It has been an interesting debate thus far. As I look around the chamber, I wonder who the floating voters are whom we are trying to influence. It is more a question of spotting who the best cheerleader is for the main speaker. I will study the tapes carefully after the debate.
The SNP seems to be running auditions for promotion. Alex Neil has already been particularly keen this morning. For the Tories, after last Monday, there is just a sense of relief that Ms Goldie's megaphone was switched on so that the voice of Scotland could be heard.

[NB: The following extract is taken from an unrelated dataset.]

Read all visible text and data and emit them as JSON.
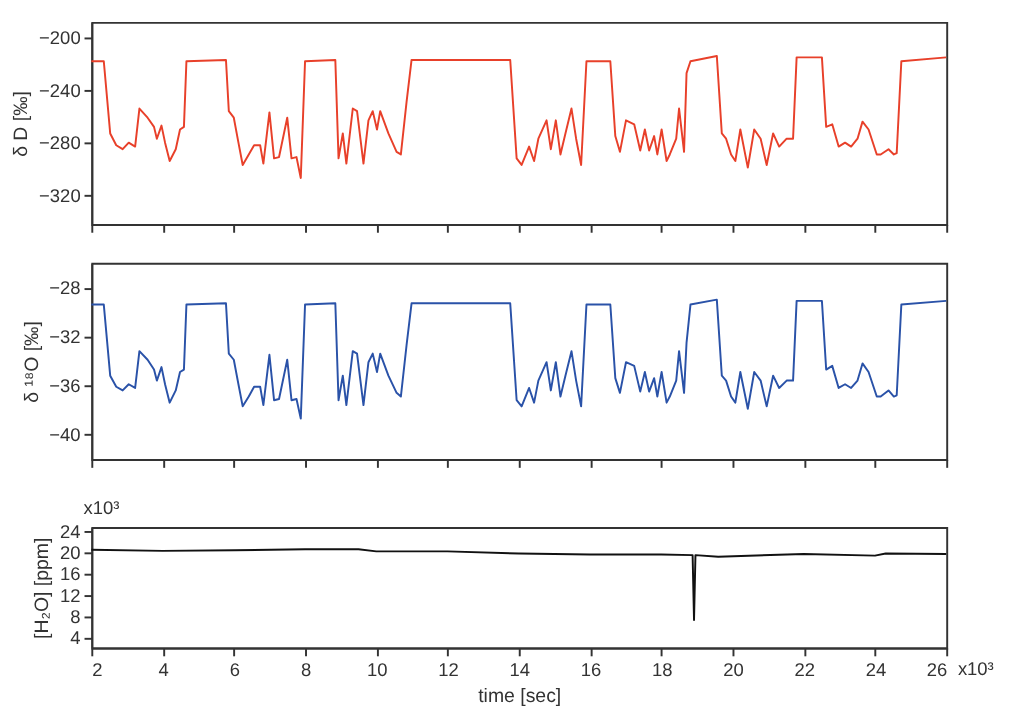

We had a similar debate at the end of the previous session in 2003, and there was a great sense that everybody was anxious to get out of the chamber and get on with the campaign. Before we do that, it is worth looking at Scotland's place in the world. Who could have imagined that, in 2007, on the 300th anniversary of the Act of Union, we would be about to start the third session of restored home rule in Scotland? The prospect seemed distant and unlikely for so long, even in our lifetimes.
We should look, too, at the changes that we have seen around the planet since I was first elected, more than 20 years ago, as a young Grampian regional councillor. Who would have believed the changes that have taken place? The iron curtain came down and the cold war ended. Lech Walesa became the President of Poland. The liberal Václav Havel, who was imprisoned under the communists, became the President of Czechoslovakia. Nelson Mandela became the President of South Africa. The home of the Warsaw pact is now in NATO, and Romania and Bulgaria are part of the European Union. Finally, just a short distance across the water from Scotland, Ian Paisley and Gerry Adams have jointly announced devolved Government in Northern Ireland. They have shaken off the negativity of much of their past and they are building a great future for their countries.